Henry Hurt, who has died aged 87, was, for more than half a century, managing director of his Nottingham-based family luxury knitted lace business GH Hurt & Son, famous for manufacturing the shawls in which royal babies are first presented to the public.
Born on August 15 1935, Henry Hurt was the third generation of his family to run the business, which had been established in 1912 by his grandfather, George Henry Hurt, in an 18th-century former seed warehouse, with five employees, knitting mainly shawls on hand-frame knitting machines.
Henry Hurt joined the firm aged 18 in 1953 as one of the last hand-frame knitting apprentices. His father Leslie, known to the workforce as “George’s lad”, had led the company through the Depression and Second World War, and Henry (known as “the lad’s lad”) recalled his father telling him to dismantle a hand-frame into its component parts and then to re-assemble it. Henry went on to work on the hand-frame, being paid for what he knitted, and helped with packaging and invoicing.
His apprenticeship was supposed to last seven years, but six months into his training he was called up for two years of National Service with the Sherwood Foresters. Then, in 1956, when his father died of cancer, the 21-year-old Henry, with barely a year’s apprenticeship under his belt, found himself in the managing directors’ chair, where he remained until recently, latterly in conjunction with his daughter Gillian Taylor.
The firm’s connection with royal babies had begun shortly after the birth of Prince Charles in 1948 – “My dad told me that we supplied two dozen of our B1 shawls to Harrods and the Queen bought them all” – and the royal connection continued under Henry’s stewardship. In 1982, Prince William emerged from hospital wrapped in a GH Hurt hand-finished blanket.

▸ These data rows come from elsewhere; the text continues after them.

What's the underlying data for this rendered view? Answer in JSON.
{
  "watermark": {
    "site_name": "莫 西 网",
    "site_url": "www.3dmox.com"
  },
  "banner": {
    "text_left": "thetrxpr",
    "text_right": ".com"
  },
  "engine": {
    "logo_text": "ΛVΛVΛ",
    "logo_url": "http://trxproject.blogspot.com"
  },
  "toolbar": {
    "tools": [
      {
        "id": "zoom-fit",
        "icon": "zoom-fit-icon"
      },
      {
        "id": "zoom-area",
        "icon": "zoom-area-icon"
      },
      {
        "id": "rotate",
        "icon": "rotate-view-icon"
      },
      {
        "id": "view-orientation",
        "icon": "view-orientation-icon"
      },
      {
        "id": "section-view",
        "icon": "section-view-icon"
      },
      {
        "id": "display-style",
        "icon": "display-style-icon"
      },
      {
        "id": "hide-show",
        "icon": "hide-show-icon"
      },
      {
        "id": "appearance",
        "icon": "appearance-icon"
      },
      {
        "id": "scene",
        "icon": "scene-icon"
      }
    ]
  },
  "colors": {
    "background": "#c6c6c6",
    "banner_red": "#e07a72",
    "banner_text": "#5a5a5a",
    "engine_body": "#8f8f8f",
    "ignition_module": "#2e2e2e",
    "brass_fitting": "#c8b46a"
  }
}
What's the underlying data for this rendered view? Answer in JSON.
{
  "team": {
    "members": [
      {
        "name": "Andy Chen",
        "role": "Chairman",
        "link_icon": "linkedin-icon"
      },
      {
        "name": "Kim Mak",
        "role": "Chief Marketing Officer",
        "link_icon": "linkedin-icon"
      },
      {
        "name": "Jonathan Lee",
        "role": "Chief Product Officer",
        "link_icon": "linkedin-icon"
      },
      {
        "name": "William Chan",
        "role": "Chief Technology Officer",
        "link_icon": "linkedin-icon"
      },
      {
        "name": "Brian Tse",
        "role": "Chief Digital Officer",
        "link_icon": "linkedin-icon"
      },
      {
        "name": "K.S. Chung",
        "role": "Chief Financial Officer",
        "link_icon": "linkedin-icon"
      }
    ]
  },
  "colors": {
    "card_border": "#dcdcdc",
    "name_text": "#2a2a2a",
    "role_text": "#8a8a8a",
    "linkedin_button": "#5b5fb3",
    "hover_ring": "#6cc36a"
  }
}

The Duke and Duchess of Cambridge followed the tradition for the births of their children – Prince George in a super-fine merino wool shawl, Princess Charlotte in an elegant soft wool shawl with an art deco border pattern, and Prince Louis in a new style derived from a lace pattern that Hurt had found in the archives.
Royal patronage did no harm to sales and Phillip Schofield, Jamie Oliver, Kate Winslet, Anneka Rice and Annabel Croft were among the proud parents who chose to display their newborns in GH Hurt shawls. “We buy Hello! to find out who’s had a baby, to see if our shawls are on it,” Henry confessed.
As well as babies’ shawls, GH Hurt makes women’s scarves, dresses, jackets and gloves, which have found their way into major fashion magazines, catwalks – and films. Its mohair shawls featured in Gone with the Wind and helped Julie Christie withstand the Moscow winter in Dr Zhivago.
Although GH Hurt continued to use 200- to 300-year-old hand-knitting frames until the mid-1980s, Henry Hurt realised that the days of knitters sitting in hand-frames were numbered, and in 1966 he succeeded in adapting a powered knitting machine to produce shawls that retained the hand-knitted lace appearance.
By the early 1970s he had acquired and adapted several second-hand machines, laying the foundations for the firm’s continued success and expansion into markets including the US, Canada, Australia, Japan and the United Arab Emirates. Later he built a “knit shop” to house the machines, alongside the original factory.
Frame-work knitting was once the staple industry of the Nottingham area, and, largely thanks to Henry Hurt, GH Hurt, where hand-frame knitting continues alongside modern machine knitting, is one of the last to survive into the 21st century.
Hurt, a lifelong Nottingham Forest fan, was appointed MBE in 2009.
In 1960 he married Patricia Walker, who died in 2017. He is survived by their daughter and son.